Klare Ansagen von der Marktaufsicht gibt es noch nicht. Die Netzagentur stufe die digitale Kopie zwar nicht als Briefprodukt ein, sagte ein Sprecher der F.A.Z. Es werde aber geprüft, ob sie wegen der engen Verbindung zum Brief nicht "auch der postrechtlichen Regulierung unterliegen kann". Zudem hat die Behörde Vorermittlungen aufgenommen, ob der Zusatzrabatt als missbräuchliche Preisgestaltung zu werten ist, die den Wettbewerb um die lukrativen Großversender behindert. Nach Branchenangaben nutzen schon rund 20 Unternehmen das Post-Angebot. Täglich würden von rund einer halben Million Briefe digitale Kopien übermittelt. Der Konzern nennt keine Zahlen, auch keine Referenzkunden. Aber es kursieren Namen. Von der F.A.Z. darauf angesprochen, bestritten die meisten, dass sie mitmachen. Ausnahme ist der Mobilfunkkonzern Freenet, der bestätigt, dass er das Produkt seit Januar nutzt. Andere haben sich die Versandform vorstellen lassen. Sie wollen sich aber, wie zum Beispiel die Allianz-Versicherungen, noch nicht festlegen. Denn den verlockenden Rabatten stehen erhebliche Rechtsrisiken und möglicherweise Ärger mit erbosten Kunden gegenüber. "Bei der Bewertung steht für uns ganz klar der Datenschutz für unsere Kunden im Vordergrund", betonte ein Sprecher des Versicherers Signal-Iduna. So sieht das auch Frank T. Eckart. Er leitet den "Arbeitskreis Großversender" im Postnutzerverband DVPT, dem mehr als 50 Großkunden der Post angehören, die meisten von ihnen Banken und Versicherer. Prinzipiell passe das neue Produktangebot prima in die Digitalisierungsbemühungen. "Trotzdem macht aus unserem Kreis noch niemand mit. Wir brauchen Rechtssicherheit", sagte er.
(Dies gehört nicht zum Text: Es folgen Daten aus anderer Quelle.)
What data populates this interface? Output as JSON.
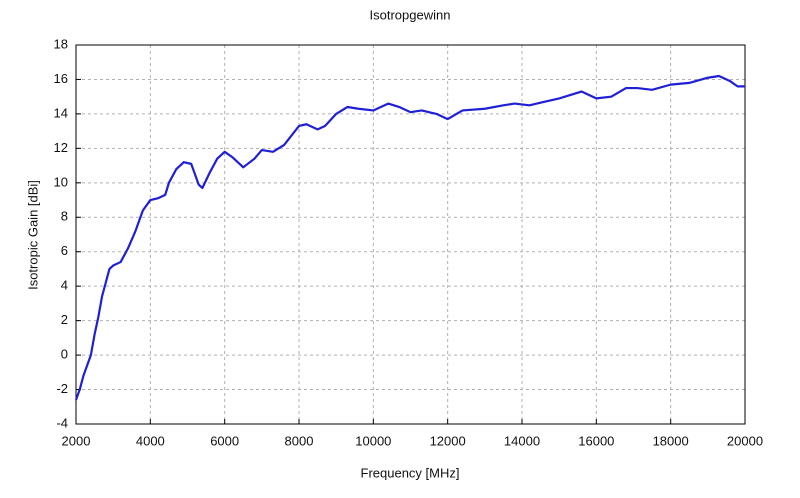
{
  "chart_data": {
    "type": "line",
    "title": "Isotropgewinn",
    "x_label": "Frequency [MHz]",
    "y_label": "Isotropic Gain [dBi]",
    "xlim": [
      2000,
      20000
    ],
    "ylim": [
      -4,
      18
    ],
    "xticks": [
      2000,
      4000,
      6000,
      8000,
      10000,
      12000,
      14000,
      16000,
      18000,
      20000
    ],
    "yticks": [
      -4,
      -2,
      0,
      2,
      4,
      6,
      8,
      10,
      12,
      14,
      16,
      18
    ],
    "grid": true,
    "series": [
      {
        "color": "#1f1fd6",
        "x": [
          2000,
          2100,
          2200,
          2300,
          2400,
          2500,
          2600,
          2700,
          2800,
          2900,
          3000,
          3200,
          3400,
          3600,
          3800,
          4000,
          4200,
          4400,
          4500,
          4700,
          4900,
          5100,
          5300,
          5400,
          5600,
          5800,
          6000,
          6200,
          6500,
          6800,
          7000,
          7300,
          7600,
          8000,
          8200,
          8500,
          8700,
          9000,
          9300,
          9600,
          10000,
          10400,
          10700,
          11000,
          11300,
          11700,
          12000,
          12400,
          13000,
          13500,
          13800,
          14200,
          14600,
          15000,
          15600,
          16000,
          16400,
          16800,
          17100,
          17500,
          18000,
          18500,
          19000,
          19300,
          19600,
          19800,
          20000
        ],
        "values": [
          -2.6,
          -2.0,
          -1.2,
          -0.6,
          0.0,
          1.2,
          2.2,
          3.4,
          4.2,
          5.0,
          5.2,
          5.4,
          6.2,
          7.2,
          8.4,
          9.0,
          9.1,
          9.3,
          10.0,
          10.8,
          11.2,
          11.1,
          9.9,
          9.7,
          10.6,
          11.4,
          11.8,
          11.5,
          10.9,
          11.4,
          11.9,
          11.8,
          12.2,
          13.3,
          13.4,
          13.1,
          13.3,
          14.0,
          14.4,
          14.3,
          14.2,
          14.6,
          14.4,
          14.1,
          14.2,
          14.0,
          13.7,
          14.2,
          14.3,
          14.5,
          14.6,
          14.5,
          14.7,
          14.9,
          15.3,
          14.9,
          15.0,
          15.5,
          15.5,
          15.4,
          15.7,
          15.8,
          16.1,
          16.2,
          15.9,
          15.6,
          15.6
        ]
      }
    ]
  }
}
Das gelte vor allem für Versicherungsunternehmen, die sonst sogar mit dem Strafgesetzbuch wegen Verletzung von Privatgeheimnissen (§ 203) in Konflikt kommen könnten. Eckart pocht auf ein Testat der Post oder einer unabhängigen Stelle, das die Versicherer nichts zu befürchten haben. Ein anderer möglicher Ausweg liegt auf der Hand: alle Kunden der Unternehmen vorab zu fragen, ob sie damit einverstanden sind, dass ihre Briefe als digitale Kopie bei der Post landen. In diese Richtung soll, wie es hieß, unter anderem der TalanxVersicherungskonzern vorgefühlt haben. Davon allerdings habe die Post nichts wissen wollen.
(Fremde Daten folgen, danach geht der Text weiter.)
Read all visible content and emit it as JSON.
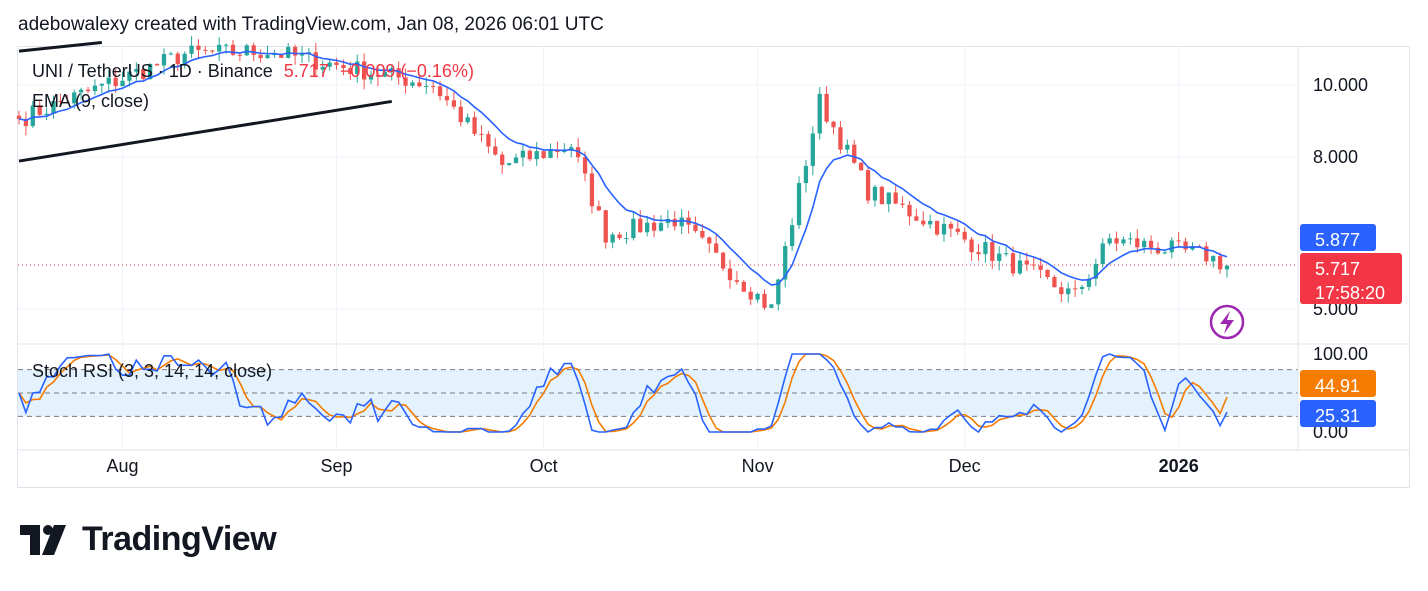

Um zu verstehen, was sich der Konzern außer Kundenbindung durch den Zusatzrabatt von seinem heiklen Angebot verspricht, braucht es einen Blick zurück. Der damalige Brief-Chef Jürgen Gerdes hatte mit großem Tamtam 2010 die E-Post eingeführt. Mehr als eine halbe Milliarde Euro soll die Post für Entwicklung, Technik und Marketing investiert haben. Laut Konzern haben sich zwar rund eine Million Menschen online registriert. Viele sind aber offenbar Karteileichen. Insiderangaben zufolge gibt es jedenfalls gerade einmal 60 000 aktive Nutzer.

Wie der Konzern das ändern will, ist in einer als "streng vertraulich" markierten Präsentation nachzulesen. Das Papier hatte die Post im vorigen Jahr für ein Gespräch mit dem Wirtschaftsministerium, dem Kartellamt und der Netzagentur über ihr neues Produkt vorbereitet. "Im Ausblick wird der digitale Briefkasten den gesamten adressierten physischen Briefkasten spiegeln", heißt es darin. Die Kunden bekämen "immer und überall" digitalen Zugriff auf wichtige Dokumente und Sendungen. Und genau diese Vorteile werde man ihnen mit der digitalen Kopie demonstrieren. Dazu sollen Empfänger ohne E-PostAccount aus den Datensätzen der eingehenden digitalen Kopien herausgefiltert und anhand ihrer Daten "Mikrozellen" zugeordnet werden. Dabei handelt es sich um kleinere Gruppen von benachbarten Haushalten, im Durchschnitt 6,6 an der Zahl, die die Post auswerten darf, ohne mit dem Datenschutz in Konflikt zu geraten. Bei einer Häufung von Treffern in einer Mikrozelle soll überprüft werden, wie es dort um die "OnlineAffinität" steht. Dazu will die Post auf einschlägige Sperrlisten und ihre Datenbank Microdialog zurückgreifen, die sie auch zur Zielgruppenabgrenzung für Reklamekunden nutzt. Darin finden sich neben Angaben zu Kaufkraft, Alter, Familienstruktur, Gebäuden oder Autos unter anderem Informationen über die Affinität zum Online-Handel sowie Lebensstilen, Werten und Kaufmotiven.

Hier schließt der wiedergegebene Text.